Image: Dan Graham, Two Half Cylinders, 2008. Rennie Collection. Photo taken from Considered Design
I slice an orange six times and eat it while standing over the sink. It is at once being careful and careless. Someone recently was associating the concept of not being cared about in Vancouver if the person/place/thing in question isn’t perfectly done. Flaws can be cared about, but they must be perfect flaws.
On a late yet early one morning, I walk along Pender Street to sign in to receive a red sticker identifying me as a visitor and not intruder. They are the only red stickers in the gallery. Everything is privately owned by Bob Rennie who also owns the renovated Heritage building amongst owning lots of other things. His acquisition appetite is insatiable. I can only imagine what lies in his fridge and pantry.
Damien Moppett is the first Canadian artist to show in this space. Martin Creed was the last artist to show and play. Mona Hatoum was the first artist to show in this space. Show and tell. The tours are led by student interns whose UBC peers are being promised new studio facilities by Michael Audain. I hope they keep the shanty cubicles anyways. Perfect spaces are for perfect art. Broken falls are perfect falls. But space is on everybody’s lips and no one asks for a careless space — though plenty develop anyways. What if we made careless spaces on purpose. This is my concept of the commons. And this space here at Wing Sang is something else. The spaces are really magnificent. But the storefront window display is a cruel joke to the pedestrian walking by. Being on the inside is given all of the advantages over being on the outside.

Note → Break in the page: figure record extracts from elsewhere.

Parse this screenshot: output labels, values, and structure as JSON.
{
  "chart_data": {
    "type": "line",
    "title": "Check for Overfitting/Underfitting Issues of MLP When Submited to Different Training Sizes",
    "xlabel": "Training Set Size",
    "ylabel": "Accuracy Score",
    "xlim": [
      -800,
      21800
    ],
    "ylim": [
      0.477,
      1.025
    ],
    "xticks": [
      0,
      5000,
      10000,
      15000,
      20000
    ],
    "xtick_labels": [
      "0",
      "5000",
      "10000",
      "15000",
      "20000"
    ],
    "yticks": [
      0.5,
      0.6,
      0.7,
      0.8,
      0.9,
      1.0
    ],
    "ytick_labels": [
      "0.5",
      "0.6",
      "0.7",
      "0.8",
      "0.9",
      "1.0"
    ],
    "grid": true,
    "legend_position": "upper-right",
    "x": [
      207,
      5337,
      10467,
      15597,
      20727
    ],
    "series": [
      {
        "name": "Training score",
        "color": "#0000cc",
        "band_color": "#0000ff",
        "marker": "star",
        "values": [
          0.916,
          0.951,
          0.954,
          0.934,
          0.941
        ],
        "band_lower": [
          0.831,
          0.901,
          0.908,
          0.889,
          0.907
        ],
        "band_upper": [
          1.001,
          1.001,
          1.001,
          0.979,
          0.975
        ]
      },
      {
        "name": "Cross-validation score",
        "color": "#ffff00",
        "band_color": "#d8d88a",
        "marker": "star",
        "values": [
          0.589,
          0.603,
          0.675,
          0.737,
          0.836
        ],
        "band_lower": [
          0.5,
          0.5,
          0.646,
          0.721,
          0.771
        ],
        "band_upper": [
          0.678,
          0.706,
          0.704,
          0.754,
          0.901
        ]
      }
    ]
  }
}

The tour guide was sharp. I ask her how her lines are scripted. She doesn’t understand the question. I ask again, trying to sound non interrogating. She says they vary based on each intern’s independent research framed by the catalogs provided and for sale. I grow even more suspicious, but that is entirely my issue and no body else’s as the group is really enjoying the tour. It is a great tour. I’ve already recommended it to people. We are all first-timers. The Rennie Collection is likely one of the best galleries anywhere — and it’s free. But not entirely accessible, and it’s good, though not untyrannical. I have been fed the show through the lens of appropriation as context. I would give the tour guide an A minus. But I have questions that could never be answered in careful ways. I want to know if Moppett is going to get more serious about his pottery. Is he really funny or just an art brat. Either way may be all right, but isn’t modernist sculpture still taking up a lot of space and being consumed by its formal preoccupancy. Referential art can’t help but be reinforcing than reconsidering, though when does Moppett toe the line and when does he cross it.

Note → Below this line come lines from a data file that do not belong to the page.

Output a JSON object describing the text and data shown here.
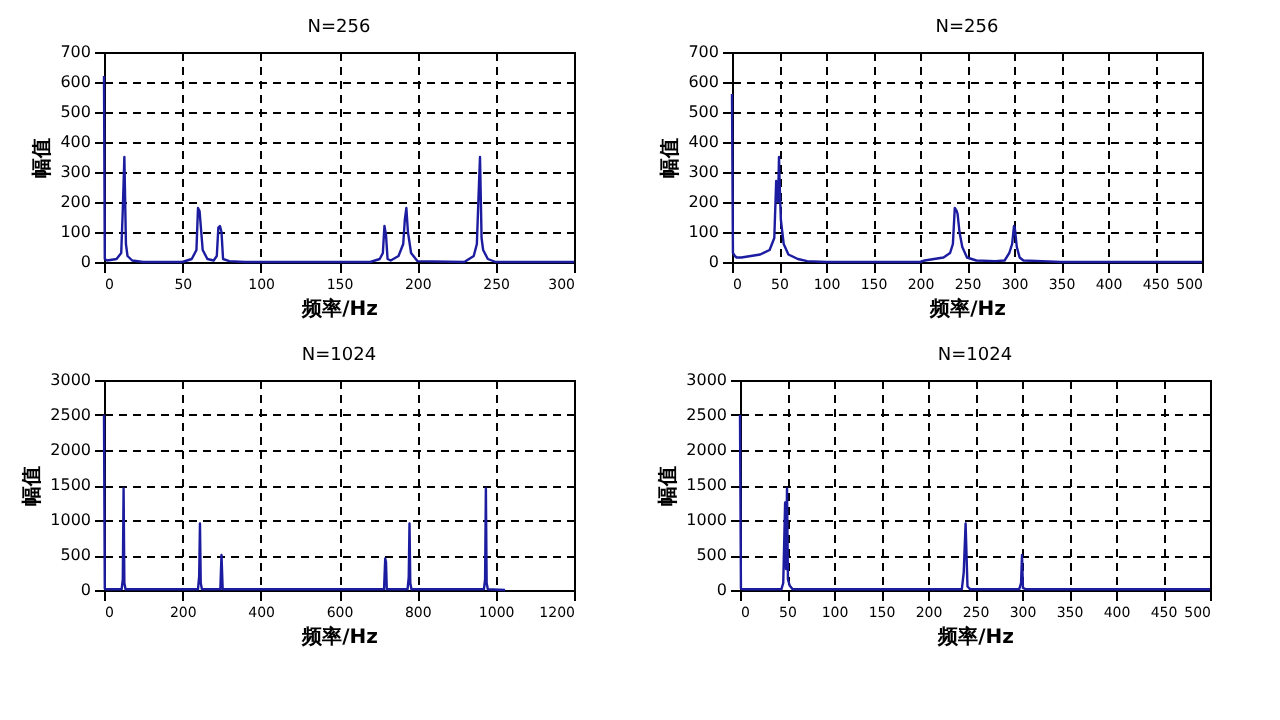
{
  "chart_data": [
    {
      "type": "line",
      "title": "N=256",
      "xlabel": "频率/Hz",
      "ylabel": "幅值",
      "xlim": [
        0,
        300
      ],
      "xticks": [
        0,
        50,
        100,
        150,
        200,
        250,
        300
      ],
      "ylim": [
        0,
        700
      ],
      "yticks": [
        0,
        100,
        200,
        300,
        400,
        500,
        600,
        700
      ],
      "grid": true,
      "x": [
        0,
        0.5,
        2,
        8,
        11,
        12,
        13,
        14,
        15,
        18,
        25,
        50,
        56,
        59,
        60,
        61,
        63,
        66,
        70,
        72,
        73,
        74,
        75,
        76,
        80,
        90,
        170,
        176,
        178,
        179,
        180,
        181,
        183,
        188,
        191,
        192,
        193,
        194,
        196,
        200,
        230,
        236,
        238,
        239,
        240,
        241,
        242,
        245,
        250,
        300
      ],
      "series": [
        {
          "color": "#1c1ca0",
          "values": [
            620,
            10,
            5,
            10,
            30,
            175,
            350,
            60,
            20,
            5,
            0,
            0,
            10,
            40,
            180,
            170,
            40,
            10,
            5,
            20,
            115,
            120,
            100,
            10,
            3,
            0,
            0,
            10,
            30,
            120,
            90,
            10,
            5,
            20,
            60,
            140,
            180,
            100,
            30,
            3,
            0,
            20,
            60,
            210,
            350,
            80,
            40,
            10,
            0,
            0
          ]
        }
      ]
    },
    {
      "type": "line",
      "title": "N=256",
      "xlabel": "频率/Hz",
      "ylabel": "幅值",
      "xlim": [
        0,
        500
      ],
      "xticks": [
        0,
        50,
        100,
        150,
        200,
        250,
        300,
        350,
        400,
        450,
        500
      ],
      "ylim": [
        0,
        700
      ],
      "yticks": [
        0,
        100,
        200,
        300,
        400,
        500,
        600,
        700
      ],
      "grid": true,
      "x": [
        0,
        1,
        3,
        5,
        10,
        20,
        30,
        40,
        45,
        47,
        49,
        50,
        51,
        52,
        55,
        60,
        70,
        80,
        100,
        200,
        205,
        225,
        232,
        235,
        237,
        239,
        240,
        242,
        245,
        250,
        260,
        280,
        290,
        295,
        298,
        300,
        301,
        303,
        306,
        310,
        330,
        350,
        500
      ],
      "series": [
        {
          "color": "#1c1ca0",
          "values": [
            560,
            30,
            20,
            15,
            15,
            20,
            25,
            40,
            80,
            270,
            200,
            350,
            230,
            140,
            60,
            25,
            10,
            3,
            0,
            0,
            5,
            15,
            30,
            60,
            180,
            170,
            160,
            100,
            50,
            15,
            5,
            3,
            5,
            30,
            60,
            120,
            110,
            50,
            15,
            5,
            3,
            0,
            0
          ]
        }
      ]
    },
    {
      "type": "line",
      "title": "N=1024",
      "xlabel": "频率/Hz",
      "ylabel": "幅值",
      "xlim": [
        0,
        1200
      ],
      "xticks": [
        0,
        200,
        400,
        600,
        800,
        1000,
        1200
      ],
      "ylim": [
        0,
        3000
      ],
      "yticks": [
        0,
        500,
        1000,
        1500,
        2000,
        2500,
        3000
      ],
      "grid": true,
      "x": [
        0,
        2,
        5,
        45,
        48,
        50,
        52,
        55,
        240,
        243,
        245,
        247,
        250,
        297,
        300,
        303,
        715,
        718,
        720,
        722,
        725,
        775,
        778,
        780,
        782,
        785,
        970,
        973,
        975,
        977,
        980,
        1024
      ],
      "series": [
        {
          "color": "#1c1ca0",
          "values": [
            2500,
            20,
            10,
            10,
            150,
            1450,
            100,
            10,
            10,
            200,
            950,
            100,
            10,
            10,
            500,
            10,
            10,
            450,
            400,
            10,
            10,
            10,
            180,
            950,
            100,
            10,
            10,
            150,
            1450,
            100,
            10,
            0
          ]
        }
      ]
    },
    {
      "type": "line",
      "title": "N=1024",
      "xlabel": "频率/Hz",
      "ylabel": "幅值",
      "xlim": [
        0,
        500
      ],
      "xticks": [
        0,
        50,
        100,
        150,
        200,
        250,
        300,
        350,
        400,
        450,
        500
      ],
      "ylim": [
        0,
        3000
      ],
      "yticks": [
        0,
        500,
        1000,
        1500,
        2000,
        2500,
        3000
      ],
      "grid": true,
      "x": [
        0,
        1,
        3,
        44,
        46,
        48,
        49,
        50,
        51,
        53,
        56,
        236,
        238,
        240,
        242,
        245,
        297,
        299,
        300,
        301,
        304,
        500
      ],
      "series": [
        {
          "color": "#1c1ca0",
          "values": [
            2500,
            20,
            10,
            10,
            100,
            1250,
            300,
            1450,
            150,
            60,
            10,
            10,
            250,
            950,
            50,
            10,
            10,
            100,
            500,
            30,
            10,
            10
          ]
        }
      ]
    }
  ]
}
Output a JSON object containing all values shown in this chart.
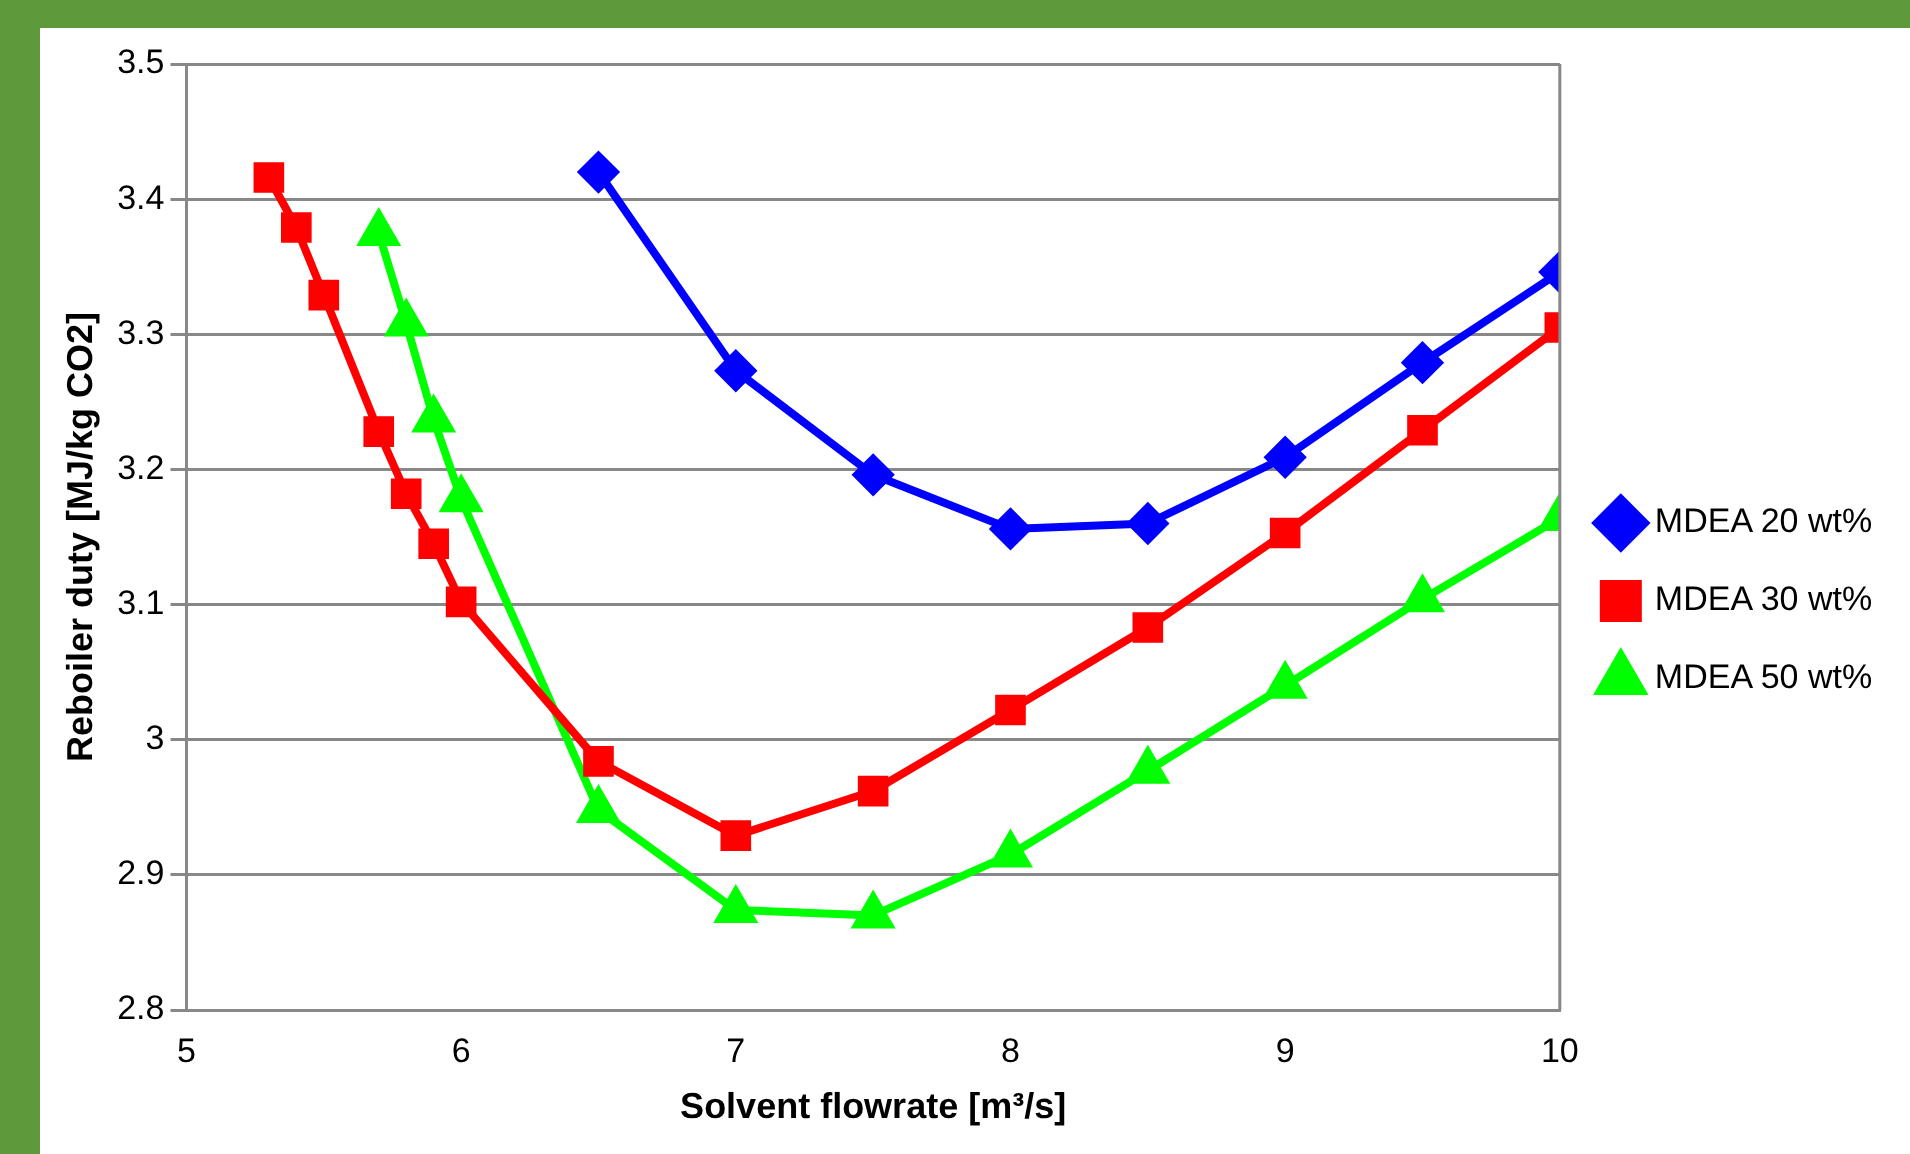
{
  "chart_data": {
    "type": "line",
    "xlabel": "Solvent flowrate [m³/s]",
    "ylabel": "Reboiler duty [MJ/kg CO2]",
    "xlim": [
      5,
      10
    ],
    "xticks": [
      5,
      6,
      7,
      8,
      9,
      10
    ],
    "ylim": [
      2.8,
      3.5
    ],
    "yticks": [
      2.8,
      2.9,
      3,
      3.1,
      3.2,
      3.3,
      3.4,
      3.5
    ],
    "grid": "y",
    "legend": "right",
    "series": [
      {
        "name": "MDEA 20 wt%",
        "color": "#0000ff",
        "marker": "diamond",
        "x": [
          6.5,
          7,
          7.5,
          8,
          8.5,
          9,
          9.5,
          10
        ],
        "values": [
          3.42,
          3.273,
          3.196,
          3.156,
          3.16,
          3.209,
          3.279,
          3.346
        ]
      },
      {
        "name": "MDEA 30 wt%",
        "color": "#ff0000",
        "marker": "square",
        "x": [
          5.3,
          5.4,
          5.5,
          5.7,
          5.8,
          5.9,
          6,
          6.5,
          7,
          7.5,
          8,
          8.5,
          9,
          9.5,
          10
        ],
        "values": [
          3.416,
          3.379,
          3.329,
          3.228,
          3.182,
          3.145,
          3.102,
          2.984,
          2.929,
          2.962,
          3.022,
          3.083,
          3.153,
          3.229,
          3.305
        ]
      },
      {
        "name": "MDEA 50 wt%",
        "color": "#00ff00",
        "marker": "triangle",
        "x": [
          5.7,
          5.8,
          5.9,
          6,
          6.5,
          7,
          7.5,
          8,
          8.5,
          9,
          9.5,
          10
        ],
        "values": [
          3.375,
          3.308,
          3.237,
          3.178,
          2.948,
          2.874,
          2.87,
          2.915,
          2.977,
          3.04,
          3.104,
          3.164
        ]
      }
    ]
  }
}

I also sort of hate the appropriation of Sasquatch as Modernist Artist Man. It takes the fun out of speculation as M.A.N. is all too real. Because speculation is fun, but not when it’s become a sure thing. From the bottom to the top. The view from the top is the master narrative that all those old guards were going on about last night. Here on this private roof top, everything is too careful. That’s why I love Dan Graham a little more every time he comes into my life. He has also been fascinated by the glorious excess of West Edmonton Mall. Similarly, this reflection of the city is the best thing I’ve seen in Vancouver. Of Vancouver. An excess in panorama. The view from the double mirror is the double speak. This is the good work — a work that changes with the city. It doesn’t matter if the change is owned, that’s the hardest part about all this. Change is being pre-calculated. Change has become too careful. Everything really is going to be alright.
To view The Rennie Collection an appointment must be made in advance online.